At what point do these lobbies admit that the public has a right to know?
The condom companies are not the only ones misrepresenting the truth about contraception, either. Although birth control pills are known to have a "combined effect" of inhibiting ovulation and preventing implantation, they do not present themselves to the public as abortifacient. Recently when I was in a doctor's office, I was reading a laminated poster (provided by a contraception company) outlining birth control options in chart form. Oral contraceptives, progesterone-only products, and the IUD were all listed as contraceptives. It takes a good deal of redefining to call a product "contraceptive" that does not prevent conception. "Contraception" means "against conception." If, with a birth control product, conception takes place, and the "products of conception" are eliminated, the action of the product simply cannot be contraceptive. Yet the drug companies are allowed to continue to list abortifacient products as contraceptive.

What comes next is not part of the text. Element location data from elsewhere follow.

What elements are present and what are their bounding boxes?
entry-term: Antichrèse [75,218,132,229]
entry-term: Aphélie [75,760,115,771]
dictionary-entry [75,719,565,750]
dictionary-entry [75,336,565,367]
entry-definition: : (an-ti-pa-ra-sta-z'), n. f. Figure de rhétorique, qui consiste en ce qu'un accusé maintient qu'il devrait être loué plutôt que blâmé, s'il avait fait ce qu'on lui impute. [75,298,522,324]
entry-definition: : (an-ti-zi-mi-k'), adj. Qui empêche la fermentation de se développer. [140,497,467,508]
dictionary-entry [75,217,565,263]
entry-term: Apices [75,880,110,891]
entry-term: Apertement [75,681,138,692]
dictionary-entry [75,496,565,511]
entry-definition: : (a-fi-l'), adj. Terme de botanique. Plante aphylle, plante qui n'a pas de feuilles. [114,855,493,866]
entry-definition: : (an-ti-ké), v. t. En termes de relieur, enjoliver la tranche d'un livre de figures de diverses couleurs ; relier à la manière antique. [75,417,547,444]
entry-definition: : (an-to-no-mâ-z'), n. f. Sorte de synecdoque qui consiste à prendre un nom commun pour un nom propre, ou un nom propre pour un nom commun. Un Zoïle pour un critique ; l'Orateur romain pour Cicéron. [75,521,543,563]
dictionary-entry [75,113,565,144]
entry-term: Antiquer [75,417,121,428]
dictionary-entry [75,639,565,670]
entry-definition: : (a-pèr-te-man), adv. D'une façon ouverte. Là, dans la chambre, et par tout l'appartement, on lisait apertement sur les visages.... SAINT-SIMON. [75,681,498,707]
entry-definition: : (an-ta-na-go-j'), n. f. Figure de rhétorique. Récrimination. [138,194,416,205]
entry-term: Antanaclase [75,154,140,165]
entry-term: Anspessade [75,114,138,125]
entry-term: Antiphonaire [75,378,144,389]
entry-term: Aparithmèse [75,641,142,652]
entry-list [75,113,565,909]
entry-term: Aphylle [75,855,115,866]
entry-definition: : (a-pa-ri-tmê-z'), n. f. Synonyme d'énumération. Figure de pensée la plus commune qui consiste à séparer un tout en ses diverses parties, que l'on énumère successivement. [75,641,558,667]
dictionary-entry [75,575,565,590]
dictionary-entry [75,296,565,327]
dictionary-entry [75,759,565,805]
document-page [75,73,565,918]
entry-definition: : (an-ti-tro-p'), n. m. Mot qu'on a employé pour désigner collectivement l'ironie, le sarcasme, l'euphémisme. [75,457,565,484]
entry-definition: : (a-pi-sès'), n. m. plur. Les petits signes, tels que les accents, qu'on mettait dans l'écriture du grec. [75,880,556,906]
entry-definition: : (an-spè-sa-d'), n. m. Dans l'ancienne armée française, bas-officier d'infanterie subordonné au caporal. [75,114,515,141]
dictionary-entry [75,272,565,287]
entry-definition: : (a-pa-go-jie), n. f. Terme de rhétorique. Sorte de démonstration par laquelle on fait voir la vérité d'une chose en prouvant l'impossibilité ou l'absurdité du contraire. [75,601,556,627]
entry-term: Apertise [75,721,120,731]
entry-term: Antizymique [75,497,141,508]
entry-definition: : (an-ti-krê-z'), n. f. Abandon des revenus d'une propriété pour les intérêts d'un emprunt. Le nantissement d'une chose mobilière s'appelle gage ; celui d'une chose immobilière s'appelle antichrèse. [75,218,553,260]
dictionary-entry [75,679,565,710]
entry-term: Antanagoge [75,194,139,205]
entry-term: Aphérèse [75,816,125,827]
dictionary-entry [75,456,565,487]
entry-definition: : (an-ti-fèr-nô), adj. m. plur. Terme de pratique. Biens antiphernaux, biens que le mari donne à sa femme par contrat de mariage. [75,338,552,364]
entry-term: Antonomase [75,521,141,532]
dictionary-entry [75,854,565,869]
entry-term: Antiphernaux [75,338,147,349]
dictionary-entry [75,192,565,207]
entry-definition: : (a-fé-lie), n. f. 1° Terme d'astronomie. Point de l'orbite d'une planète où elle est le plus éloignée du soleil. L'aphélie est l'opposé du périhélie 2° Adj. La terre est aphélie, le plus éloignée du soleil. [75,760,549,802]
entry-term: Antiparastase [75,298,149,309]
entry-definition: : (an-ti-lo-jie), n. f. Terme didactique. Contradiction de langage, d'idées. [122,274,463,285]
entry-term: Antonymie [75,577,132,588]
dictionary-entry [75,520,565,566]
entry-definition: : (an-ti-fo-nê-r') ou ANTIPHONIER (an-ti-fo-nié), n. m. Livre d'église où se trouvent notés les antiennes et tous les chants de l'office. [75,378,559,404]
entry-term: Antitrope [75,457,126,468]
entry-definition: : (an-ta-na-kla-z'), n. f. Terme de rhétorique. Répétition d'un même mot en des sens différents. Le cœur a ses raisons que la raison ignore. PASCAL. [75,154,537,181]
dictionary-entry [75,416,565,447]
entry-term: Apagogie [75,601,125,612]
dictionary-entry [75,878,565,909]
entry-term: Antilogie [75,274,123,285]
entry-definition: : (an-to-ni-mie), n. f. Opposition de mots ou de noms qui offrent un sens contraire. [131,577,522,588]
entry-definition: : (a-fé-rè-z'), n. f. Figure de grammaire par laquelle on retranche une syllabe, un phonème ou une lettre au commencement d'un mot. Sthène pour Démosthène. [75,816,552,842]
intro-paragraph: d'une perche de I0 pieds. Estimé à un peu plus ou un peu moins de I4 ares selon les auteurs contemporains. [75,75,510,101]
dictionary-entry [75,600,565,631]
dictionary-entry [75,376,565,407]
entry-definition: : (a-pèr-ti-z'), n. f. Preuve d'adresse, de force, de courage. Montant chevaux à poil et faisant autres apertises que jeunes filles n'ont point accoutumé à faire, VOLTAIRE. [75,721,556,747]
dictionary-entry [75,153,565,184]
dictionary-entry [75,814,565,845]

As in the case of the condom labeling, companies that market birth control pills are denying the public information in the name of "choice." But if a choice is not allowed to be an informed choice, is it any choice at all? And if you call the deceit "choice," does it minimize the danger to the patient?
A woman who contracts HPV because she believed the condom manufacturer's claim that condoms protect users from disease is no less at risk for cancer because of the rhetoric of the AIDS lobby; and a woman who uses oral contraceptives while being lied to about their abortifacient quality has not been given a legitimate choice at all. Because the drug companies have more powerful lobbies than the "ordinary person" their interests sometimes come before the safety and right to informed consent of the patient or customer.
Evidently the finances of fornication supercede the right to truth in labeling.